Historique

L’Association des traducteurs et traductrices littéraires du Canada a officiellement vu le jour le samedi 17 mai 1975 à 14 h 30 précises lorsque Philip Stratford a décrété : « L’association des traducteurs littéraires existe maintenant de fait. »

Il est difficile de s’imaginer le contexte de travail des traducteurs littéraires dans les années 1970. Peu considérés, tolérés comme un mal nécessaire, ils ne jouissaient pas de conditions de travail propices au développement de leur profession et de la traduction littéraire comme forme de création à part entière.

Voici quelques jalons de l’histoire de la traduction littéraire au Canada et de l’ATTLC :

1947

Puisqu’à l’époque les Prix littéraires du Gouverneur général sont remis uniquement à des ouvrages en anglais, c’est la traduction (par Hannah Josephson) du roman Bonheur d’occasion de Gabrielle Roy qui reçoit le prestigieux prix.

1957

Création du Conseil des arts du Canada qui accorde une aide à la traduction sur une base ad hoc.

1959

Les œuvres en français sont dorénavant admises aux Prix littéraires du Gouverneur général.

1972

Le Conseil des arts du Canada met sur pied le programme d’aide à la traduction dans le cadre de son programme d’aide à l’édition. Le tarif versé aux éditeurs pour couvrir en partie les coûts de traduction est de 0,05 $ le mot.

1975

Fondation de l’ATTLC. Patricia Claxton en est élue la première présidente.

1977

L’ATTLC participe à un événement majeur : le huitième congrès mondial de la Fédération internationale des traducteurs à Montréal.

L’ATTLC participe au processus révision de la Loi canadienne sur le droit d’auteur.

1978-1985

L’ATTLC dépose trois mémoires pour que la traduction soit expressément mentionnée comme œuvre littéraire dans la loi canadienne sur le droit d’auteur.

Années 1980

Le Conseil des arts du Canada double la subvention à la traduction à 0,10 $ le mot.

1982

L’ATTLC crée le Prix de la traduction John-Glassco pour encourager la relève et faire connaître la traduction littéraire.

1985

L’ATTLC témoigne au Parlement devant le Sous-comité sur la révision du droit d’auteur.

1987

Victoire pour l’ATTLC : la traduction figure enfin dans la définition d’œuvres littéraires dans le texte de la Loi sur le droit d’auteur voté le 11 décembre.

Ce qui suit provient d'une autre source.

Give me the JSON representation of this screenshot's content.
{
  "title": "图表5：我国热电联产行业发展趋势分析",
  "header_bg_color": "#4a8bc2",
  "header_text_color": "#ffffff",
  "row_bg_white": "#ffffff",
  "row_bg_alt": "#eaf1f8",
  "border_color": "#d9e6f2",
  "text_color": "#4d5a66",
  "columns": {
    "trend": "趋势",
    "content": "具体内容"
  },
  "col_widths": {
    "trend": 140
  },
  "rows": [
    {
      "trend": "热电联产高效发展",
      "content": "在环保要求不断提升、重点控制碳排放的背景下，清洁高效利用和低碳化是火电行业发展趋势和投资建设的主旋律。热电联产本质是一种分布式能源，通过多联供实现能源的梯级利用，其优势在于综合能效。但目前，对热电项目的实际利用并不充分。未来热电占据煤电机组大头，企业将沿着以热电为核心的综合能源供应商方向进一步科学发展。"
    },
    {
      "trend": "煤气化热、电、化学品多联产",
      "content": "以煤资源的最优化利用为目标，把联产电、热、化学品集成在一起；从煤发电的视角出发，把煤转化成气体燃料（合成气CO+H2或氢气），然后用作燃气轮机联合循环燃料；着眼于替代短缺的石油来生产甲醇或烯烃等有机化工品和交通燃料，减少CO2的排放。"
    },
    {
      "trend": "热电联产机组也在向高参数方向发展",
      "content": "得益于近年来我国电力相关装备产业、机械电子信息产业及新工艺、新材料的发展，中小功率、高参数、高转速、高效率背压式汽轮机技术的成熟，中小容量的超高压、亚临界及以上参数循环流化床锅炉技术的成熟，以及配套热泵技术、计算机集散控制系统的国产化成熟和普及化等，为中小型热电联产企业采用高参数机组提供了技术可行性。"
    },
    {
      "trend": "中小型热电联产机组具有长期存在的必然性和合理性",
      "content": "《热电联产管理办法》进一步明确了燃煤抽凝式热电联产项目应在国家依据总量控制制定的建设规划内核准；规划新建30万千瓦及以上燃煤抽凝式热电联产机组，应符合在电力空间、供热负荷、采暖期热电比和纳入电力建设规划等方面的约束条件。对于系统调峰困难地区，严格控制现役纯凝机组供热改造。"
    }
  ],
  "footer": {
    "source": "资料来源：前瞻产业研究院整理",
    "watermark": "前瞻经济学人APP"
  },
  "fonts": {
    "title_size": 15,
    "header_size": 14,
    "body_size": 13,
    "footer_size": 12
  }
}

Le Conseil des arts du Canada ajoute les catégories «Traduction» et «Translation» aux Prix littéraires du gouverneur général.

Années 1990

La subvention à la traduction versée aux éditeurs par le Conseil des arts du Canada s’élève à 0,12 $ le mot.

2003

Création du Centre international de traduction littéraire de Banff (CITLB) grâce, principalement, aux efforts déployés par l’ATTLC. Deux membres de l’Association siègent en permanence au conseil consultatif du CITLB.

L’ATTLC participe à une conférence internationale sur le droit d’auteur au Siège de l’UNESCO à Paris. La rencontre est organisée à l’occasion du 50e anniversaire de la Fédération internationale des traducteurs.

2005

Quelque 350 traducteurs canadiens et américains sont réunis à Montréal pour assister à une conférence organisée conjointement par l’ATTLC et l’American Literary Translators Association.

2007

L’ATTLC s’associe au CITLB pour organiser un colloque destiné aux traducteurs, auteurs et éditeurs canadiens et étrangers.

2010

L’ATTLC reçoit une subvention de Patrimoine canadien pour Mots en mouvement, une série d’événements organisés dans plusieurs régions du pays sous la forme de joutes de traduction sur des textes littéraires d’auteurs canadiens.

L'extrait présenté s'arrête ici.